Smith Robertson, L.L.P. v. Hamlin, CA NO. 03-18-00754-CV (Austin COA July 11, 2019) stands for the proposition that failure to understand the TCPA can create a serious, self-inflicted wound.
An Arizona judgment was entered against one of the plaintiffs in 1999 for failure to pay dues on a gym membership (in the amount of $1272.08). Because the plaintiff moved to Texas a law firm was hired to domesticate/record the judgment in 2014. In 2016, the plaintiffs went to sell their home, discovered the judgment and sent a letter demanding a release of the lien.
The lien was subsequently voluntarily released in March 2017.

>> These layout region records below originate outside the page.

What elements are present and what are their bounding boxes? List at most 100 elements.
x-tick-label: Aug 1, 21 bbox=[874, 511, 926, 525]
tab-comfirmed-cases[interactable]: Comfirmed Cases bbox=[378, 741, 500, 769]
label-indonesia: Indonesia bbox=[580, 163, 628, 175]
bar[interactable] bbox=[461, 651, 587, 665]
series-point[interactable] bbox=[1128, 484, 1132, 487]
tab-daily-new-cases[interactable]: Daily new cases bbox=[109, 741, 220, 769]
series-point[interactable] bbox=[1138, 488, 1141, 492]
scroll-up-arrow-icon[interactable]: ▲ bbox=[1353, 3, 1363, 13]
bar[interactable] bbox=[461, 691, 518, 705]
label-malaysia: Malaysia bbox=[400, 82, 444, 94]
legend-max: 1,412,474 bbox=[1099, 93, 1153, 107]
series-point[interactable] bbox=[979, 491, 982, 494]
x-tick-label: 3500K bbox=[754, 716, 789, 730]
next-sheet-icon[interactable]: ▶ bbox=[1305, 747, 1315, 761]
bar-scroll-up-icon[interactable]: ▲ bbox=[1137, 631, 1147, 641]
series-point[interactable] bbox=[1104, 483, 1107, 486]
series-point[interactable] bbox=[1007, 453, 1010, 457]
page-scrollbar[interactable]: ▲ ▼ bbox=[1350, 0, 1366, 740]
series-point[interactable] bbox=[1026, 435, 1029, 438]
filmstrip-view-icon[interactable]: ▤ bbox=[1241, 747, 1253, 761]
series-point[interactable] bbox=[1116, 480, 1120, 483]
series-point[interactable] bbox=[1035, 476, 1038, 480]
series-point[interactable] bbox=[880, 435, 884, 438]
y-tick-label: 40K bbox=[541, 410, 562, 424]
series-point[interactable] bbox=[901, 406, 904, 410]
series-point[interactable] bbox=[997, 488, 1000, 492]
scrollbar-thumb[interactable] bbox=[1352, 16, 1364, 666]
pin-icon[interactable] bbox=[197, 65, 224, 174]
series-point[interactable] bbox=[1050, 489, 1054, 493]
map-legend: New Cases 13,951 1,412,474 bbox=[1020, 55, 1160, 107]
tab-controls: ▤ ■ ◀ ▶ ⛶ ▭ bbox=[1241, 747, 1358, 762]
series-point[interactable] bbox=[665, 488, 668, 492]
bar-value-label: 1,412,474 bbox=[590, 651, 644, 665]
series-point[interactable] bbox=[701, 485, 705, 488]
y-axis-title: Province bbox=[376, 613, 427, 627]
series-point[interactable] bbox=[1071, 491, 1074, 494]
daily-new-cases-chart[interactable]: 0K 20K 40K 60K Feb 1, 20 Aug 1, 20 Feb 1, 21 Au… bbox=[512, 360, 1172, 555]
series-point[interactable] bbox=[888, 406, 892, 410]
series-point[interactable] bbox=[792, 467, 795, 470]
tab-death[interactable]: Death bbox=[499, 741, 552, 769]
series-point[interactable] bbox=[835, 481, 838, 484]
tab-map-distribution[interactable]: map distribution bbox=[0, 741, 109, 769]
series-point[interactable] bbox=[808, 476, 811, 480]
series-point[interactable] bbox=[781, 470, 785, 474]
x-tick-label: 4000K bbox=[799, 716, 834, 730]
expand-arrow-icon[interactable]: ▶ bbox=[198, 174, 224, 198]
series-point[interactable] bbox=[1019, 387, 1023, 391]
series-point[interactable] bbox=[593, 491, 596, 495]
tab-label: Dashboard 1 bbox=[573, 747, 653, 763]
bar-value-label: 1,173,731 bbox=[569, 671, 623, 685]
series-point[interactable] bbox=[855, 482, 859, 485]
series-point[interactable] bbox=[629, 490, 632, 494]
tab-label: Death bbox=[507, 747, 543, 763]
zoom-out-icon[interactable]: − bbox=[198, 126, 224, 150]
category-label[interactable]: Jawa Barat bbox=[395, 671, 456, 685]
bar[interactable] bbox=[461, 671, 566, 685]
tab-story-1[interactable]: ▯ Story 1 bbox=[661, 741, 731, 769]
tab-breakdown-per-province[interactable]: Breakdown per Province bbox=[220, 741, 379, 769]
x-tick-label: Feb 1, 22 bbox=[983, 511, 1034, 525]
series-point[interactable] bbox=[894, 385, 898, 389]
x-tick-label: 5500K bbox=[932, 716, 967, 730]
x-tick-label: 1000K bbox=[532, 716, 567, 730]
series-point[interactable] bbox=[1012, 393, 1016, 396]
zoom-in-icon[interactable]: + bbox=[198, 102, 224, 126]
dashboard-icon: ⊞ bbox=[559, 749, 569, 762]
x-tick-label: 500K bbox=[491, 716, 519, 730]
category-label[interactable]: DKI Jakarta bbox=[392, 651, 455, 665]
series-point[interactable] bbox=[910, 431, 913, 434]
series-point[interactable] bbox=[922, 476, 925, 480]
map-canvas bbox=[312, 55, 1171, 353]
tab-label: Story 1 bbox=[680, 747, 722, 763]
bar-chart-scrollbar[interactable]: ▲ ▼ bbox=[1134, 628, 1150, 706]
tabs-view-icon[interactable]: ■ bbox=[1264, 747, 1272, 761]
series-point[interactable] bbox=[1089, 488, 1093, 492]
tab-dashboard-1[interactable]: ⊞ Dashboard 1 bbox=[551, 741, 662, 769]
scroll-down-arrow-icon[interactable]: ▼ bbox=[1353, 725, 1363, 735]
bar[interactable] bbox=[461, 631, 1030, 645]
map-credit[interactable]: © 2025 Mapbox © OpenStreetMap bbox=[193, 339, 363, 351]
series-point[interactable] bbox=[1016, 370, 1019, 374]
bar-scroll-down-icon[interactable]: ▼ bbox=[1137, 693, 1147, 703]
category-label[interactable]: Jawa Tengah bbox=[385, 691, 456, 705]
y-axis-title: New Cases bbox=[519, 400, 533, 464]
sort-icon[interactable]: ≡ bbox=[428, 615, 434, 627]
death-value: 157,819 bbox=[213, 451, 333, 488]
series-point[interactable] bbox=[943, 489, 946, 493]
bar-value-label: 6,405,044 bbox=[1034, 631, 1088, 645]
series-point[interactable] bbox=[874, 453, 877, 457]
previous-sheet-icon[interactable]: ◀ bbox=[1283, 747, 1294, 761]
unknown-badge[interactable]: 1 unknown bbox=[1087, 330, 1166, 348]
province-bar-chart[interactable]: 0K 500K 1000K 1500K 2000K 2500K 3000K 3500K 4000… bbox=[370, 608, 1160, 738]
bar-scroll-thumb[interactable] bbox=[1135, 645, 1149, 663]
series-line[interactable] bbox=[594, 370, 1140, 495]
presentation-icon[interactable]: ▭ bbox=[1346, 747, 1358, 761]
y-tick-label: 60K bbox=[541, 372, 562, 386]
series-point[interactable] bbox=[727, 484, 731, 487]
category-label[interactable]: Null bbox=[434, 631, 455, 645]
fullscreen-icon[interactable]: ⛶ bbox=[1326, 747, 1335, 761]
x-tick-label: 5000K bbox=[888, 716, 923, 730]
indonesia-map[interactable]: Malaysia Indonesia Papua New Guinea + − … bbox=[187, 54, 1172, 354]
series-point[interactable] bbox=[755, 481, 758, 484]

In May 2018, plaintiffs went on the offensive filing CPRC 12 and DTPA claims seeking over $80,000 in damages and attorneys’ fees against the law firm for fraudulent domestication of the judgment.
Predictably, the law firm filed a Texas Anti-Slapp based on Right to Petition (i.e. the Arizona proceeding that created the judgment and the Texas proceeding for domestication). The MTD was denied by operation of law (failure to rule).
The Austin COA determined the TCPA applied under RTP (Step 1), assumed plaintiffs met their burden on all elements (Step 2) and immediately jumped to attorney immunity as a valid defense to the claims (Step 3) See Cantey Hanger, LLP v. Byrd, 467 S.W. 3d 477 (Tex. 2015). Because plaintiffs could not overcome the attorney immunity afforded against non-clients the Austin COA reversed the denial of the Texas Anti-Slapp.
But even worse, the Austin COA also remanded for a determination of fees/sanctions.
Given an undoubtedly very unhappy law firm took this up to the Austin COA, this might be the most expensive gym membership in the history of the world.